Data contracts anti-pattern #3: Vanity SLOs
Hello 👋 Welcome to the third part in my series of data contract anti-patterns, following on from:
This one is all about defining SLOs that actually make a difference.
There’s also links to articles on semantic vs context layers, building a semantic layer at Lyft, and data contracts in KCL.
Data contracts anti-pattern #3: Vanity SLOs
There’s been a top-down directive that every data product needs to have SLOs, and so the data producer sets some, but without any conversation with consumers. The data producer asks “what can I safely commit to?” rather than “what does the consumer need?”.
Their targets are calibrated to avoid alerts, not to reflect consumer requirements.
This happens because the data producers are asked to define SLOs unilaterally, which creates the wrong incentive. Minimising alerts is the rational choice.
This results in targets disconnected from what consumers are actually building against.

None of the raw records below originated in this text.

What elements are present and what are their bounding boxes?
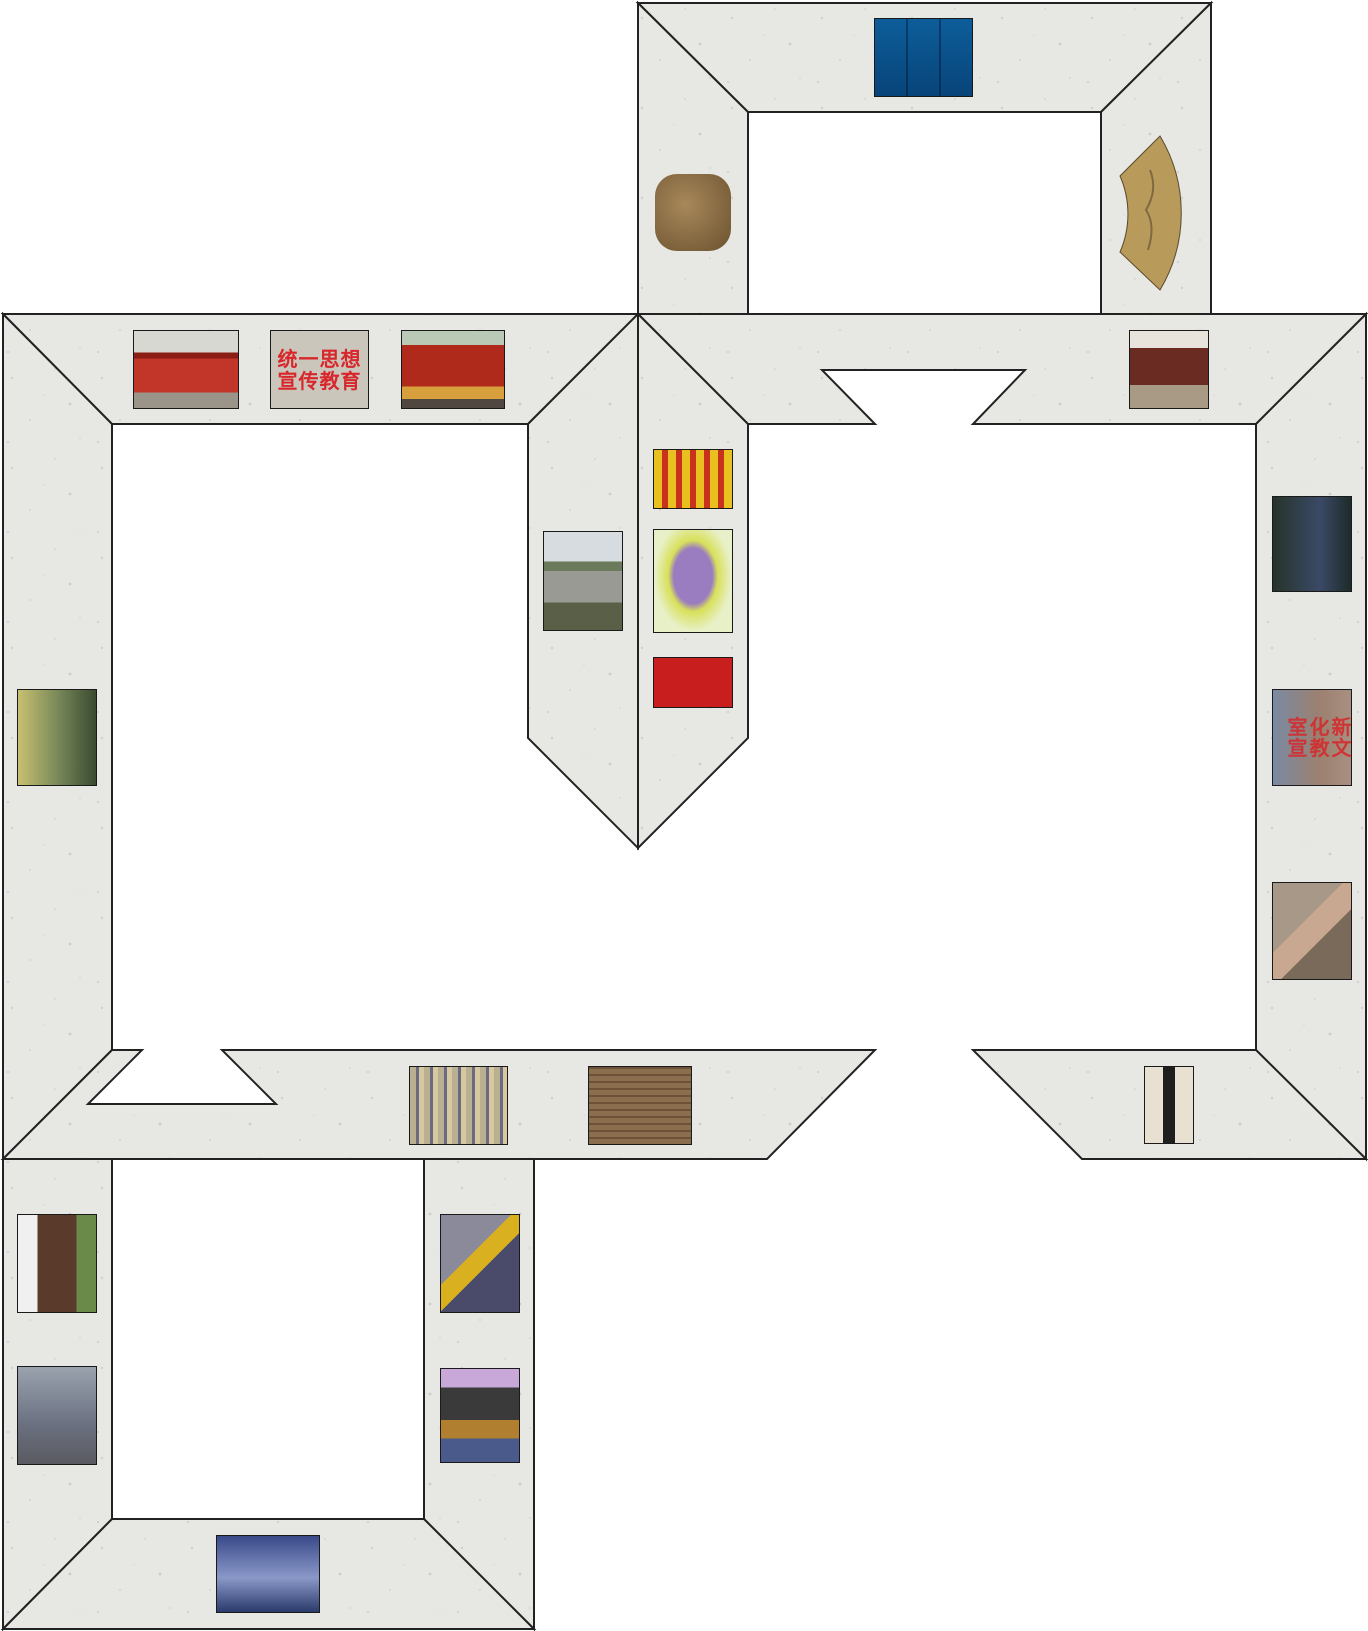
photo-standing-figure	[1144, 1066, 1194, 1144]
photo-dark-interior	[1272, 496, 1352, 592]
photo-construction-site	[440, 1368, 520, 1463]
dragon-tile-panel	[874, 18, 973, 97]
photo-temple-gate	[1129, 330, 1209, 409]
wall-panel	[635, 313, 1368, 425]
photo-stone-monument	[543, 531, 623, 631]
photo-red-yellow-banner	[653, 449, 733, 509]
round-ink-painting	[655, 174, 731, 251]
photo-brick-wall-sign: 新文化教室宣	[1272, 689, 1352, 786]
photo-road-sign	[440, 1214, 520, 1313]
photo-aircraft-sky	[216, 1535, 320, 1613]
photo-red-shutters	[401, 330, 505, 409]
upper-right-room	[635, 311, 1368, 1162]
photo-crowded-facade	[409, 1066, 508, 1145]
photo-brick-pattern	[588, 1066, 692, 1145]
photo-red-noticeboard	[133, 330, 239, 409]
photo-concrete-pipes	[17, 1366, 97, 1465]
fan-painting	[1119, 135, 1182, 291]
portrait-purple-face	[653, 529, 733, 633]
vertical-sign-text: 新文化教室宣	[1284, 716, 1352, 759]
photo-slogan-wall: 统一思想 宣传教育	[270, 330, 369, 409]
fan-painting-ink	[1144, 169, 1155, 251]
photo-red-flag	[653, 657, 733, 708]
upper-left-room	[0, 311, 641, 1162]
photo-green-building	[17, 689, 97, 786]
photo-rooftop	[1272, 882, 1352, 980]
photo-brick-corridor	[17, 1214, 97, 1313]
slogan-text: 统一思想 宣传教育	[277, 346, 362, 393]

Now, low SLOs are not necessarily a problem. If a consumer genuinely only needs data refreshed once a day, a daily freshness SLO is fine. The problem is the target has not been validated with the consumers.
To avoid this anti-pattern SLOs should be negotiated, not declared. The data consumers should be asking for SLOs to be defined because they have a business need to build on this data and need a certain level of reliability/performance. The data producers can then decide if that SLO is one they can commit to. If it is, great! If not, are the costs for the data producer to meet that (investment, rearchitecture, on-call rotas, etc.) worth the return for the business? That’s the negotiation.
Of course, this does require data consumers to be able to articulate the value of the work. If they can do that, and do it well, there’s no reason why the case cannot be made to invest in higher SLOs for data products.
Interesting links
A semantic layer is not a context layer by Yali Sassoon
Interesting read on what a context layer does, and why that is beyond what a semantic layer does (which itself is still valuable).
Metric Semantic Layer: How Lyft Governs and Scales Key Data Definitions by Iraklikhorguani
Related to the above, this is a nice writeup of how Lyft built a semantic layer, driven by metadata, and with a focus on governance and ownership.
Enkinex ODCS Tutorial - Governance as Code by Rodrigo de Alvarenga Mattos
Nice tutorial showing how to define an ODCS data contract in code with KCL.
Being punny 😅
A ship carrying red paint collided with a ship carrying purple paint. Both crews thought to be marooned.